There is a dark family event that tugs at the corners of the truly happy joining of the film’s title, and Demme doesn’t toy with the fact that Rachel is at its center. It’s neither sprung as an “Aha!” moment nor used as an excuse but it’s present for everyone in subtle and profound ways.

Hathaway is matched by a trio of stellar performers. Bill Irwin as the girls’ father is drawn into Kym’s drama helplessly, ever protective to a fault. His sweetness and crinkle-eyed gaze give him the aspect of someone stunned. Underneath his caring exterior there is brittleness and deep pain. It's a transformative role for a man better known for onstage clowning and movement.

The titular Rachel is played by Rosemarie DeWitt, seemingly plucked from life. There is nothing contrived in her performance or her character. She struggles to make her wedding the centerpiece of attention, as it should be, just as she struggles to get some of the attention mopped up by Kym. Her anger is as palpable as her love, both for her damaged sister and for her husband to be, played quietly by TV on the Radio’s Tunde Adebimpe.

Finally there’s Debra Winger as the mother keeping her family at arm’s length to protect herself. Both daughters desperately want her attention – it’s clear that her distance may have been emphasized by divorcing Irwin but started much earlier – perhaps was always there. It’s a brave, nuanced performance – she’s not a monster. Just deeply hurt and self-protective.

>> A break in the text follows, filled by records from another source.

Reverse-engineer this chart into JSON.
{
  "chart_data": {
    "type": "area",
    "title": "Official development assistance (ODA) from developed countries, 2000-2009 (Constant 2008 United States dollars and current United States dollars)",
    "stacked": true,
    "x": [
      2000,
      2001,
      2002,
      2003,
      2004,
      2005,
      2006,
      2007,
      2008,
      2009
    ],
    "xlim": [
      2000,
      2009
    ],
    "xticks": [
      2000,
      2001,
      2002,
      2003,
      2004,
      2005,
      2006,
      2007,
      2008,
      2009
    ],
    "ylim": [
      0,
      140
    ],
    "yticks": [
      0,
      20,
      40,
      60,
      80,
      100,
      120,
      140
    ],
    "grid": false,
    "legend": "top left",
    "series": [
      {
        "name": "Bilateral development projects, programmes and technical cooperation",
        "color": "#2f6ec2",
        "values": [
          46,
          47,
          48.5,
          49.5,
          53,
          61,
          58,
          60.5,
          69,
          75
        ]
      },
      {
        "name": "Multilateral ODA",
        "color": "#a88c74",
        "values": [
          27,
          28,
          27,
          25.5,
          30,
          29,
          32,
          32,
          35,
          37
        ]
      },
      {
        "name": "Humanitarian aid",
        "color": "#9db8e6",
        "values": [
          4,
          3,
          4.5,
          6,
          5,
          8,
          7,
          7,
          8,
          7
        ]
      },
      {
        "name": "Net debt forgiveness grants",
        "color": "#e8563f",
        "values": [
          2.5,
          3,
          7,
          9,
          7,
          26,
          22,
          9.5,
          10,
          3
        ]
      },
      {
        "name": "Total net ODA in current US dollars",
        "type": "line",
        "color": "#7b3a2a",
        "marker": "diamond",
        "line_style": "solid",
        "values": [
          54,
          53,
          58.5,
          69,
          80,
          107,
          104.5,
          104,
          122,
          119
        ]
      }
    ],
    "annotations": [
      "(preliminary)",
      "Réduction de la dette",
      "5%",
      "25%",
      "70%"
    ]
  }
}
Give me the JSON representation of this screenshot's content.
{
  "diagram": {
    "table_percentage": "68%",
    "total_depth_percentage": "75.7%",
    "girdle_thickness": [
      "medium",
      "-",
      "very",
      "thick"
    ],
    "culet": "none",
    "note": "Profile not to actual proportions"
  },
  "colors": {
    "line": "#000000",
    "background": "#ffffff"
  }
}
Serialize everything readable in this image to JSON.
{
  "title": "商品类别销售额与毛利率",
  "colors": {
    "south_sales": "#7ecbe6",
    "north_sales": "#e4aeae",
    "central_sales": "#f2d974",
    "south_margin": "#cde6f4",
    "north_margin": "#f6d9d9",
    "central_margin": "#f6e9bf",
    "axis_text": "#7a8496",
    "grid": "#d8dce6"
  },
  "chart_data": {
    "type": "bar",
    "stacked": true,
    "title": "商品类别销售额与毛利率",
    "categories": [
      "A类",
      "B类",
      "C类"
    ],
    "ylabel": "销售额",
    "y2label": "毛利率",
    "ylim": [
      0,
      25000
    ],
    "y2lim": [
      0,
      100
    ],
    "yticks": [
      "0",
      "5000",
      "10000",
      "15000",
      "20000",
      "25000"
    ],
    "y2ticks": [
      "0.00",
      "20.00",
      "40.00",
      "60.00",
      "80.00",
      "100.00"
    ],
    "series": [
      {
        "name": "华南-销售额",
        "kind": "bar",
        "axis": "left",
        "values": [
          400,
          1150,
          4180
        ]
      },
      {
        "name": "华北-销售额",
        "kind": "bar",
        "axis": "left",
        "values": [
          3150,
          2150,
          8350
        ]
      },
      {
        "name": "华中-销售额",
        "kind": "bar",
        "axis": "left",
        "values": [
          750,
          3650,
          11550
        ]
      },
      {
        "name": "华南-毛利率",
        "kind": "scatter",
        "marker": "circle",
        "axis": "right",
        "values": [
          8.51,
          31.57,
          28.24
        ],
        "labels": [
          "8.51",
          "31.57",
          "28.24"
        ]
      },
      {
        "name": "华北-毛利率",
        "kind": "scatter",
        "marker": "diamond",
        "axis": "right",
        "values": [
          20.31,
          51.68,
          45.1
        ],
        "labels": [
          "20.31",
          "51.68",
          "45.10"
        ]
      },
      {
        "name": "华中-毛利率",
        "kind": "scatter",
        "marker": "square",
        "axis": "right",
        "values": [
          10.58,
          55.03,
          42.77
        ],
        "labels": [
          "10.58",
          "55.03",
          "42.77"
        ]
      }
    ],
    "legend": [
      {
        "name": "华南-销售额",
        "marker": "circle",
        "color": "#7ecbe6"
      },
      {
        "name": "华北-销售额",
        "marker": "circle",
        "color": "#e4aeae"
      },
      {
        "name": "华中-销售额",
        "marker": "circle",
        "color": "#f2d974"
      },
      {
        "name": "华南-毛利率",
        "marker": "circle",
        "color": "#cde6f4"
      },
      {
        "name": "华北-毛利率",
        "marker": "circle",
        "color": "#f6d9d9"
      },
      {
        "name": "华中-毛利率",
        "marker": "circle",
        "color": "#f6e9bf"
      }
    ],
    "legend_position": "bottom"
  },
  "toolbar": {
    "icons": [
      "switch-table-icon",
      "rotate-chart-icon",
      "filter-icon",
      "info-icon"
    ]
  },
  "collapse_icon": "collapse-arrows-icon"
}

This is an unusual film for Demme. He thanks two major directors, Sidney Lumet (whose daughter Jenny wrote the screenplay) and the late Robert Altman, and features his mentor Roger Corman as part of the cast. Of the three his style here is most influenced by Altman and his A Wedding (1978) as well as Dogma 95 films like the classic The Celebration (1998) by Vinterberg.

The feel is of improvisation, though the structure of the movie and the overall subtlety suggest that most of what happens and what’s said was scripted. The camerawork is of the handheld digital variety and Declan Quinn’s cinematography makes much use of natural light. At first it can be a bit off-putting and also can be a bit of a cliché but it begins to serve and heighten the story. The framing and shot choices are anything but arbitrary.

Some have seen this as a return to Demme’s classic 80s style, but despite the welcome presence of offbeat previous Demme stars as Sister Carol East and lazy-eyed Paul Lazer and the liberal use of musicians interwoven as actors and doing their stuff on their instruments (including Robyn Hitchcock) this is light years away from his candy colored breakneck 80s films like Something Wild (1987) and Married to the Mob.(1988) There is a touch of the humanity of Melvin and Howard (1980) but it’s still on a much more intimate scale.

Nor is Rachel Getting Married similar to his big-budget 90s Hollywood stuff typified by the excellent Silence of the Lambs (1991) and the awful remake of The Manchurian Candidate (2004). What does tie this in with Silence of the Lambs in particular is Demme’s fascination with women’s lives (something he shares with Altman), and the nuances of character detail - something increasingly getting lost as he’s gone from the 90s through the present decade. If anything this has more in common with his smaller scale documentaries like Cousin Bobby (1992) ove rthe past few years.

It will be a shame if this gets lost in the hoopla at awards time. Rachel Getting Married shows a director returned to full force and mining new territory, ably aided by a great cast. At the end of the day there is no "happy" ending and the closure that Kym wants is not necessarily what she gets, at least not in totality. Still the audience is left with the idea that the far-away island of happiness that Rachel has found in Hawaii may be in reach, someday for Kym too.